In the light of these conniving attitudes, which were held by those countries with great influence in Indonesia and, more importantly, with close informal links with the hawkish generals behind the move to annex East Timor, the decolonization process in the remote Portuguese colony was doomed to a tragic end from the very outset. It would also surprise no one to learn that these generals were, in September 1975, finally able to persuade a reluctant President Suharto to agree to military intervention, on the grounds that Indonesia's most important Western friends, as well as the ASEAN states, fully understood its aspirations and could be relied on to dampen down international reaction. And so it has turned out.

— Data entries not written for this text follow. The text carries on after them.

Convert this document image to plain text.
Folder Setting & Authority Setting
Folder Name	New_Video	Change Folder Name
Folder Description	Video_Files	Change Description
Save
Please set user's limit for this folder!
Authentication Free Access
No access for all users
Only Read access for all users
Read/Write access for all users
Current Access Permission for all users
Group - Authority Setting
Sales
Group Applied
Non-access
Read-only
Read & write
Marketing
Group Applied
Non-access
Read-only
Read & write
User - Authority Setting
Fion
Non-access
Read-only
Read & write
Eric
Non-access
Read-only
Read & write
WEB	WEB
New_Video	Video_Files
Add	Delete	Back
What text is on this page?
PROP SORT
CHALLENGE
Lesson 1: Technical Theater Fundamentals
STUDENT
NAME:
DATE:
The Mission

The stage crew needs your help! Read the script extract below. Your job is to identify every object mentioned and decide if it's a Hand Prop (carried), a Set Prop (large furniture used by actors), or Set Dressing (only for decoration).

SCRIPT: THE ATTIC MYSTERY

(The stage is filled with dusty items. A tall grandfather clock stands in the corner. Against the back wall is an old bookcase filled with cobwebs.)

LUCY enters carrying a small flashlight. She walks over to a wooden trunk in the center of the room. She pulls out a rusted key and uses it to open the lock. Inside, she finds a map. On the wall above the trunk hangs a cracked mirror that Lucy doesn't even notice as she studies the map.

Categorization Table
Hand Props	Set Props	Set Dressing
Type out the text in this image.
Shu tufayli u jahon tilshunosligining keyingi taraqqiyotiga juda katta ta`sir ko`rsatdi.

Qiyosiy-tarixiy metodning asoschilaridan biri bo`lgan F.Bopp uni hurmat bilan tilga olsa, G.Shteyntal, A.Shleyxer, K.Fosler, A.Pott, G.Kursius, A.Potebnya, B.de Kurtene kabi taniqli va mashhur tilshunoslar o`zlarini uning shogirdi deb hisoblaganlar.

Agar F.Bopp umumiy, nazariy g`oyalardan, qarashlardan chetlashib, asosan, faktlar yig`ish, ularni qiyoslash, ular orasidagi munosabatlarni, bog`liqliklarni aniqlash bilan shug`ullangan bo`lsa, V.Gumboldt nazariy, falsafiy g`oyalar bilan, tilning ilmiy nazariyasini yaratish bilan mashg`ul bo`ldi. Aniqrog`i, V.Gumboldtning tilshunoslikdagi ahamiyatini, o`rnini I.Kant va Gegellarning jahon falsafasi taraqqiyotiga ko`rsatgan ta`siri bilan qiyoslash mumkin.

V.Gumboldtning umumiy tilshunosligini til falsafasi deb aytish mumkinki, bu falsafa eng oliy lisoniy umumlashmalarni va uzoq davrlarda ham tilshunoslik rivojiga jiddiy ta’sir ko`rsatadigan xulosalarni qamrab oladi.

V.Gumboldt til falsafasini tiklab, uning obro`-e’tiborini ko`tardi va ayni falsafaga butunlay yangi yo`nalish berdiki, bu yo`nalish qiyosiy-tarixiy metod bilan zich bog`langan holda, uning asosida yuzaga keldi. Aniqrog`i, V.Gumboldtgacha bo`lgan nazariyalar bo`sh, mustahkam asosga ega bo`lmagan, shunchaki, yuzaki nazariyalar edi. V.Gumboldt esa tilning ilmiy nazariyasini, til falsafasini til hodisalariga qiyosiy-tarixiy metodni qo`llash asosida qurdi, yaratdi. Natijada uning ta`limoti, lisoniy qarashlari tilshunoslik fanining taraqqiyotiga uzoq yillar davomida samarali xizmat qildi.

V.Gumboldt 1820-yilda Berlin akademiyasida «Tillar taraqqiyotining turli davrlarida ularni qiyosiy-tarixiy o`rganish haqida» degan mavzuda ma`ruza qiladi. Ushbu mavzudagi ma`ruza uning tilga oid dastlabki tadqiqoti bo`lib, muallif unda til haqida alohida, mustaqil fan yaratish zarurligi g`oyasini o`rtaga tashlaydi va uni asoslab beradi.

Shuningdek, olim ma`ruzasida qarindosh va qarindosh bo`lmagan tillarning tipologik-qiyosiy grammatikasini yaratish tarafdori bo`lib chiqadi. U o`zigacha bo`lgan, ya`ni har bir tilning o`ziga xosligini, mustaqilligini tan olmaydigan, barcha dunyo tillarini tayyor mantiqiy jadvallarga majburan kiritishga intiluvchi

After an initial ripple of international reaction and outrage, which culminated in a half- hearted attempt to intervene by the Security Council, and a series of resolutions, world interest in the Timor situation soon began to falter, with most of the Western community quickly coming to terms with the "reality" of Indonesia's naked act of annexation. In spite of persistent reports of senseless killing and brutal behavior by the invaders, Westerners could almost always be relied on to emphasize their "understanding" of Indonesian motives and actions. Thus those of us two sought to draw international attention to the grim humanitarian consequences of the annexation and occupation of East Timor have usually encountered disinterest, disbelief, or plain cynicism among officials in Washington and Canberra. But so much information has now emerged from a number of sources about what has happened in the former colony that officials can no longer easily ignore the facts or discredit the sources.
However, no government representative in Washington or Canberra would dare admit the stark truth about this sorry episode: that Australia and the United States, who some 30 years earlier were at the forefront of the idealists who sought to frame new humane rules for international bahavior, acquiesced to, and at times actually encouraged, one of the ugliest contraventions of those rules in modern times.
Based on this writer's recent research it is clear that the full horror of the Timor tragedy is far from told. For example, according to information from a very well-placed and concerned Indonesian source the population of the province, which was about 680,000 in 1975, is now less than 400,000, many thousand having perished as a direct result of the Indonesian strategy of seeking to starve the Timorese resistance into submission. It is not surprising therefore that disquiet about the whole affair continues in the United States, in Western Europe, and in Australia.
Thanks largely to the work of international relief agencies the food and health situation in Timor is now much improved, but other aspects of human rights present a serious problem. Most Western and Asian powers would now like us to forget about East Timor and to leave the future of its people to Indonesian good will, but given the events of the past five years, to cast the Timorese to this fate would be nothing less than an act of irresponsible abandonment. There are alternatives that would give the surviving Timorese a say in their future and it is still not too late for those who share in the responsibility for this tragic affair to exploit them.